The EESC President’s ‘new ideas lab’

  • Filed under: Work
Tuesday
Mar 20,2012

At lunchtime to an informal meeting, organised by the EESC’s President, Staffan Nilsson, in order to explore new ways of opening up the EESC in areas such as consultation, working methods and content delivery. The guest speaker today was Hannes Leo, an Austrian economist specialised in innovation policy, and also a delegate to the EESC’s Consultative Commission on Industrial Change. Leo explained a software development, Cbase, that allows the authors of documents to consult with colleagues on all parts of the document, paragraph by paragraph and, through an algorithm, to identify possible bases for compromise and consensus. An interesting tool for consultative work…

Tuesday
Mar 20,2012

I continued with my ‘meeting the troops’ series this morning, enjoying a working breakfast with the Infrastructure Unit. Infrastructure is part of the Joint Services, the pioneering arrangement whereby the European Economic and Social Committee and the Committee of the Regions pool their resources in a series of horizontal areas in order to achieve synergies and economies of scale.
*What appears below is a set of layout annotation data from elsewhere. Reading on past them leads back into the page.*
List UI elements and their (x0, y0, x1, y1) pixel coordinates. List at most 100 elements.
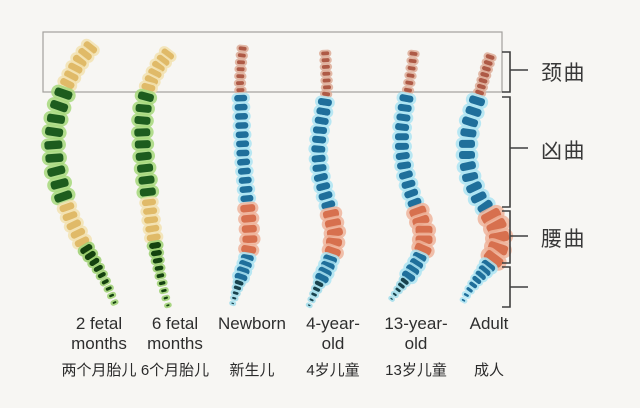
vertebra-segment (232, 129, 252, 141)
vertebra-segment (234, 58, 248, 67)
vertebra-segment (393, 285, 403, 295)
vertebra-segment (404, 71, 417, 80)
vertebra-segment (474, 197, 496, 216)
vertebra-segment (234, 72, 247, 80)
vertebra-segment (236, 44, 249, 53)
vertebra-segment (476, 262, 493, 279)
vertebra-segment (233, 79, 247, 87)
vertebra-segment (229, 300, 237, 307)
vertebra-segment (393, 111, 414, 124)
vertebra-segment (161, 294, 171, 302)
vertebra-segment (405, 64, 418, 73)
vertebra-segment (70, 52, 90, 70)
stage-label-13-year-old: 13-year- old 13岁儿童 (384, 314, 447, 380)
vertebra-segment (132, 149, 156, 164)
vertebra-segment (470, 273, 484, 287)
vertebra-segment (234, 86, 247, 94)
vertebra-segment (320, 76, 333, 85)
vertebra-segment (395, 280, 407, 291)
vertebra-segment (236, 183, 256, 196)
vertebra-segment (235, 174, 255, 187)
vertebra-segment (75, 45, 95, 63)
vertebra-segment (149, 58, 168, 75)
vertebra-segment (154, 271, 167, 280)
vertebra-segment (152, 263, 166, 273)
vertebra-segment (233, 147, 253, 159)
vertebra-segment (399, 268, 418, 285)
curve-label-thoracic: 凶曲 (541, 140, 586, 163)
vertebra-segment (308, 142, 329, 156)
cervical-region-box (42, 31, 503, 93)
vertebra-segment (388, 295, 395, 302)
vertebra-segment (398, 275, 411, 287)
vertebra-segment (467, 279, 480, 291)
vertebra-segment (238, 222, 260, 236)
vertebra-segment (473, 268, 489, 283)
vertebra-segment (150, 255, 165, 266)
vertebra-segment (392, 130, 412, 143)
vertebra-segment (132, 101, 155, 116)
stage-en-line1: 6 fetal (151, 314, 199, 333)
vertebra-segment (455, 148, 479, 162)
vertebra-segment (231, 92, 250, 104)
vertebra-segment (455, 137, 479, 151)
spine-6-fetal-months (130, 46, 177, 309)
vertebra-segment (154, 52, 172, 69)
vertebra-segment (392, 120, 413, 134)
vertebra-segment (232, 119, 252, 132)
vertebra-segment (403, 78, 416, 87)
vertebra-segment (459, 296, 468, 304)
vertebra-segment (158, 46, 177, 63)
vertebra-segment (41, 123, 67, 140)
curve-label-cervical: 颈曲 (541, 62, 586, 85)
vertebra-segment (80, 38, 100, 57)
vertebra-segment (309, 133, 330, 146)
stage-en-line1: 4-year- (306, 314, 360, 333)
stage-zh: 成人 (473, 362, 504, 379)
vertebra-segment (232, 110, 251, 122)
vertebra-segment (310, 123, 330, 137)
vertebra-segment (307, 296, 316, 304)
stage-zh: 6个月胎儿 (140, 362, 210, 379)
vertebra-segment (464, 285, 475, 295)
stage-label-2-fetal-months: 2 fetal months 两个月胎儿 (61, 314, 136, 380)
vertebra-segment (103, 284, 114, 293)
spine-2-fetal-months (40, 38, 119, 306)
vertebra-segment (77, 241, 95, 257)
spine-adult (455, 52, 514, 304)
stage-en-line1: 2 fetal (75, 314, 123, 333)
vertebra-segment (230, 289, 241, 297)
vertebra-segment (308, 152, 329, 165)
vertebra-segment (478, 257, 498, 275)
stage-en-line2: months (71, 334, 127, 353)
vertebra-segment (407, 255, 426, 272)
stage-en-line1: Newborn (217, 314, 287, 333)
vertebra-segment (319, 49, 332, 58)
vertebra-segment (99, 277, 111, 287)
stage-en-line2: old (321, 334, 345, 353)
vertebra-segment (131, 137, 155, 152)
vertebra-segment (237, 201, 259, 215)
vertebra-segment (319, 56, 332, 65)
vertebra-segment (41, 150, 67, 166)
vertebra-segment (40, 137, 66, 153)
vertebra-segment (234, 65, 247, 73)
curve-label-lumbar: 腰曲 (541, 228, 586, 251)
vertebra-segment (110, 299, 119, 306)
vertebra-segment (46, 97, 72, 115)
stage-label-adult: Adult 成人 (470, 314, 509, 380)
vertebra-segment (319, 63, 333, 71)
vertebra-segment (309, 290, 320, 299)
vertebra-segment (131, 113, 154, 128)
vertebra-segment (392, 140, 412, 153)
vertebra-segment (231, 101, 251, 113)
stage-en-line2: months (147, 334, 203, 353)
vertebra-segment (130, 125, 154, 140)
vertebra-segment (229, 295, 239, 302)
vertebra-segment (95, 270, 108, 281)
vertebra-segment (311, 114, 332, 128)
vertebra-segment (407, 49, 420, 58)
vertebra-segment (107, 291, 117, 300)
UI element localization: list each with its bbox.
That meant that I met with officials from both Committees. Indeed, the Head of the Unit, Marc De Feu, is a Committee of the Regions official. The Unit is one of the Committees’ engine houses, maintaining and improving our buildings and the equipment within them. It has a major budget and is frequently involved in tendering processes and it has in its ranks a number of specialists. The Unit is also in the front line of the Committees’ successful efforts to win the Eco-Management and Audit Scheme award. I used the metaphor of a car. The driver does not worry all the time about the state of the engine and the functioning of the gears and the brakes. Indeed, drivers tend mostly to take these things for granted, for they are ‘out of sight and out of mind’. But it is only thanks to these colleagues that we, European Economic and Social Committee and Committee of the Regions, can drive our ‘cars’.